Cette décision de principe restreint fortement l'obtention d'une rente de l’assurance invalidité (AI) après un coup du lapin. Jusqu'ici, l'incapacité de gain nécessaire à l'obtention d'une rente était donnée si les symptômes typiques d'un coup du lapin étaient diagnostiqués après un accident. En font partie par exemple les maux de tête diffus, les vertiges, les difficultés de concentration ou de mémoire, la fatigue rapide, l'irritabilité ou les dépressions.
Des douleurs qui ne peuvent être clairement prouvées
Mais à présent, le Tribunal fédéral (TF) a décidé qu'un coup du lapin, en l'absence de déficits fonctionnels ou organiques objectifs, ne donne en principe plus droit à des prestations de l'AI. Les deux Cours de droit social du Tribunal fédéral, sises à Lucerne, ont décidé d'appliquer au coup du lapin les mêmes règles strictes édictées pour les troubles douloureux qui ne peuvent être clairement prouvés.

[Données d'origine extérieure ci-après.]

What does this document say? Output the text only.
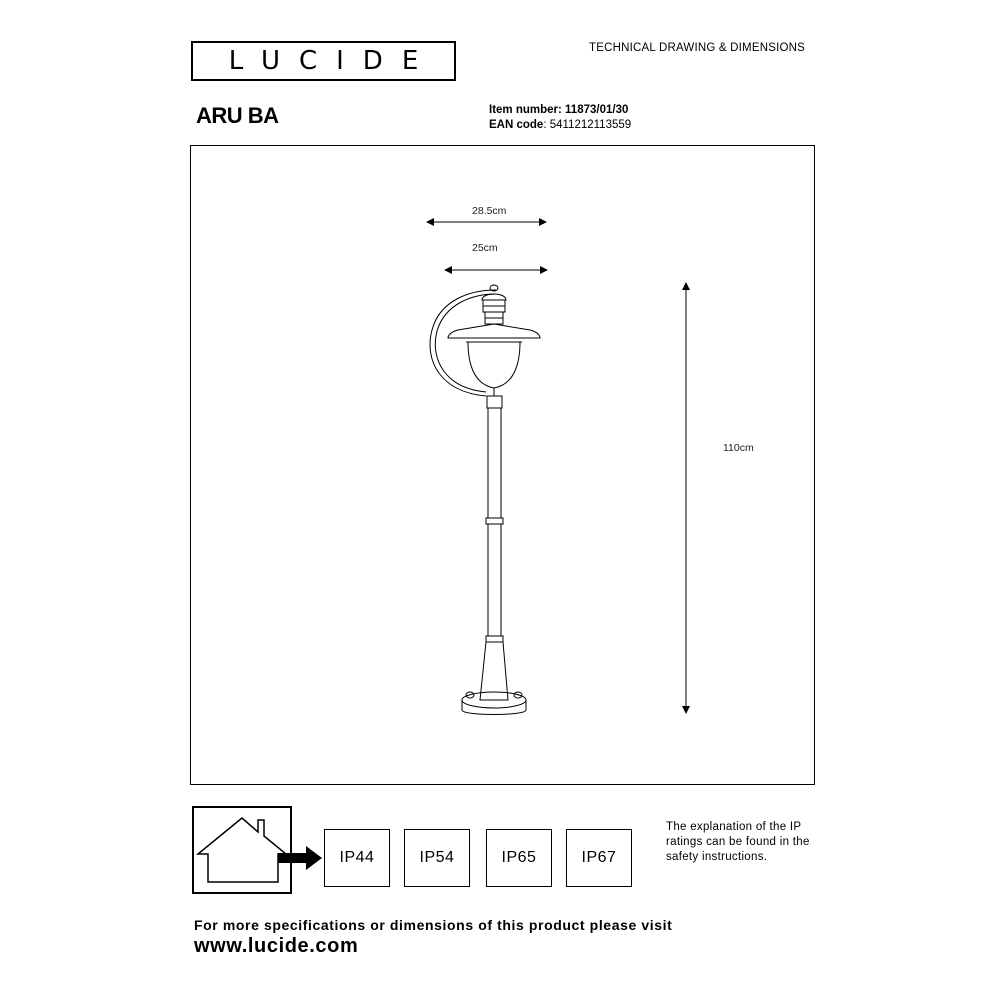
LUCIDE	TECHNICAL DRAWING & DIMENSIONS
ARU BA	Item number: 11873/01/30
EAN code: 5411212113559
28.5cm
25cm
110cm
IP44	IP54	IP65	IP67
The explanation of the IP ratings can be found in the safety instructions.
For more specifications or dimensions of this product please visit
www.lucide.com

Selon la jurisprudence du TF, les troubles douloureux persistants avant tout psychiques n'entraînent pas, en règle générale, une limitation de longue durée de la capacité de travail pouvant conduire à une invalidité. Le TF relève qu'à la lumière de l'égalité de traitement, il convient de soumettre aux mêmes conditions l'ensemble des syndromes douloureux qui ne peuvent s'expliquer objectivement.
Rente accordée exceptionnellement
Le TF souligne aussi que les troubles désignés sous le terme de coup du lapin ne figurent dans aucun système de classification médical reconnu. A l'avenir, une rente AI ne sera accordée en cas de coup du lapin qu'exceptionnellement, comme pour les troubles douloureux, quand on ne peut exiger de la personne qu'elle surmonte par sa volonté ses troubles et qu'elle réintègre le monde du travail.

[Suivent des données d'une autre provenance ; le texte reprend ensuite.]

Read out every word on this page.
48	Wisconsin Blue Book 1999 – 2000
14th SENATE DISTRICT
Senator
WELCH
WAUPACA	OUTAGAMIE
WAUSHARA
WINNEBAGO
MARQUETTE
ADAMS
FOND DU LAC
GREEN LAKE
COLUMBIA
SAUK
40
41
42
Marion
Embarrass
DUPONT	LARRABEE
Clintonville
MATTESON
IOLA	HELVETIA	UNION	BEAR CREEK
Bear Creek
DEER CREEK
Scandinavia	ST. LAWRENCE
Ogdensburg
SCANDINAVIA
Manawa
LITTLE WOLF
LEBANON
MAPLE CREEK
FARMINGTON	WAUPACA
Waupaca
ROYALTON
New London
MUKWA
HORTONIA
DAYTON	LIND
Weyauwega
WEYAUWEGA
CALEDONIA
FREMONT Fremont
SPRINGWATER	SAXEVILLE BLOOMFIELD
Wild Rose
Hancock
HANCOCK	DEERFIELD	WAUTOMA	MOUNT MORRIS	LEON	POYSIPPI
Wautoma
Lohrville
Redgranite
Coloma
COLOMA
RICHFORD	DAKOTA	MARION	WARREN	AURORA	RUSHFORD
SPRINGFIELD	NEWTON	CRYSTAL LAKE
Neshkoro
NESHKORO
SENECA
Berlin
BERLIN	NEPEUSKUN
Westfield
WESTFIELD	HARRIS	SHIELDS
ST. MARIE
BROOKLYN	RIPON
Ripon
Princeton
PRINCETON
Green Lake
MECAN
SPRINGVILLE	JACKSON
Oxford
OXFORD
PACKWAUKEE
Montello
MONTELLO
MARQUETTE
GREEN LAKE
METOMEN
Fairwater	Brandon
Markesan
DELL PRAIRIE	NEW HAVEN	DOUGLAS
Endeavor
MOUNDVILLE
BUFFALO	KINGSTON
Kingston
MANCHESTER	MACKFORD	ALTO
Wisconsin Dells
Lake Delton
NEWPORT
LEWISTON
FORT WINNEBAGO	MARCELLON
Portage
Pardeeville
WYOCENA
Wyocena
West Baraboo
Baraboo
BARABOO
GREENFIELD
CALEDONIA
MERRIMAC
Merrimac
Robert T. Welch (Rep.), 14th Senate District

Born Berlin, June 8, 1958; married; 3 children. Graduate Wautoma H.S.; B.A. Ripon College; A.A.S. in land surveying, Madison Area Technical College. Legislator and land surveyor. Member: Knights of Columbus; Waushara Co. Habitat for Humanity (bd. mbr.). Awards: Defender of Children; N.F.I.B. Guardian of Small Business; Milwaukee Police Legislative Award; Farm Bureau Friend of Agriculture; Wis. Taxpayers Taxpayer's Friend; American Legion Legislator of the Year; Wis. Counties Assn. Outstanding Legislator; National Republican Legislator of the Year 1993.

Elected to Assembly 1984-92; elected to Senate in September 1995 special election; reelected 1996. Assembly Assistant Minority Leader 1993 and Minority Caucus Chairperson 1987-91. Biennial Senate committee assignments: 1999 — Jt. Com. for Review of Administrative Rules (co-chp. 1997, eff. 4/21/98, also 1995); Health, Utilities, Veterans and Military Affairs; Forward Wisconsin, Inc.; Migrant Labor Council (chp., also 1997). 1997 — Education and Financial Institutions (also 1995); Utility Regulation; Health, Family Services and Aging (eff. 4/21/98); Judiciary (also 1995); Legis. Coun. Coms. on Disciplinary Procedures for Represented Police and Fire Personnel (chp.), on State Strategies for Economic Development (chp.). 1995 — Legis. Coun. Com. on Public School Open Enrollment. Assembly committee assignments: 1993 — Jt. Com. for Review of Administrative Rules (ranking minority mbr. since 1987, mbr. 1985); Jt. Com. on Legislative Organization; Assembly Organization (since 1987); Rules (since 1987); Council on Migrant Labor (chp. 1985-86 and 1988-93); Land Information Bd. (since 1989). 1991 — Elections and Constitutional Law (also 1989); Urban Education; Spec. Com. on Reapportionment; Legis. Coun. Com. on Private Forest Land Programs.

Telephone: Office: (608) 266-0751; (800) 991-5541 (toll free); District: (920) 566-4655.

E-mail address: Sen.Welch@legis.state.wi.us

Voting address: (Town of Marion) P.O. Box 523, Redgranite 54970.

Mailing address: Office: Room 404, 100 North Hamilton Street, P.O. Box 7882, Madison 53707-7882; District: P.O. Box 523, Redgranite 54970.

Il faudra dorénavant le diagnostic d'un médecin spécialisé. Ce certificat devra mentionner des maladies auxiliaires physiques et psychiques d'une certaine durée et intensité ainsi que les efforts de thérapie entrepris à long terme en vain.
Si un médecin conclut qu'une personne est dans l'incapacité de travailler, les instances de l'AI et les tribunaux ne doivent plus reprendre ce jugement tel quel, selon le TF. Il faudra vérifier en particulier s'il a été tenu compte de critères "psychosociaux et socioculturels" étrangers à l'AI.
"Quasiment inaccessible"
Selon Evalotta Samuelsson, avocate et présidente de l'Association du coup du lapin, il est déjà devenu difficile récemment d'obtenir une rente AI pour un tel traumatisme. Avec le jugement du Tribunal fédéral (TF), ce sera quasiment impossible.
Pour elle, le Tribunal fédéral a pratiquement anticipé le projet de 6e révision de l'AI (lire-ci contre). Il est choquant à ses yeux que le coup du lapin soit réduit à des troubles douloureux.
D'un point de vue médical, il n'y a aucune raison de penser que les symptômes puissent être surmontés par volonté, comme c'est par exemple le cas pour le vertige.
ats/mej
Durcissement opéré depuis 2004
La 6e révision de l'assurance invalidité (AI) prévoit la suppression des rentes versées pour des troubles douloureux non explicables par des déficits organiques. Le Tribunal fédéral (TF) avait serré la vis en la matière en 2004 déjà.
L'an dernier, il a pourtant décidé que les bénéficiaires d'une rente AI accordée avant 2004 pour des troubles douloureux la recevraient même après le durcissement de la pratique.
Le TF fondait sa décision sur la sécurité juridique et le principe de la bonne foi des personnes concernées. De plus, il leur serait difficile de réintégrer une activité professionnelle. Supprimer des rentes est du ressort du législateur.
Or, la 6e révision de l'AI projette de retirer les prestations actuelles pour des troubles douloureux si ont peut attendre des bénéficiaires qu'ils surmontent leur mal "moyennant un effort de volonté raisonnablement exigible". Le Conseil des Etats a donné son feu vert à cette première partie de la révision en juin dernier.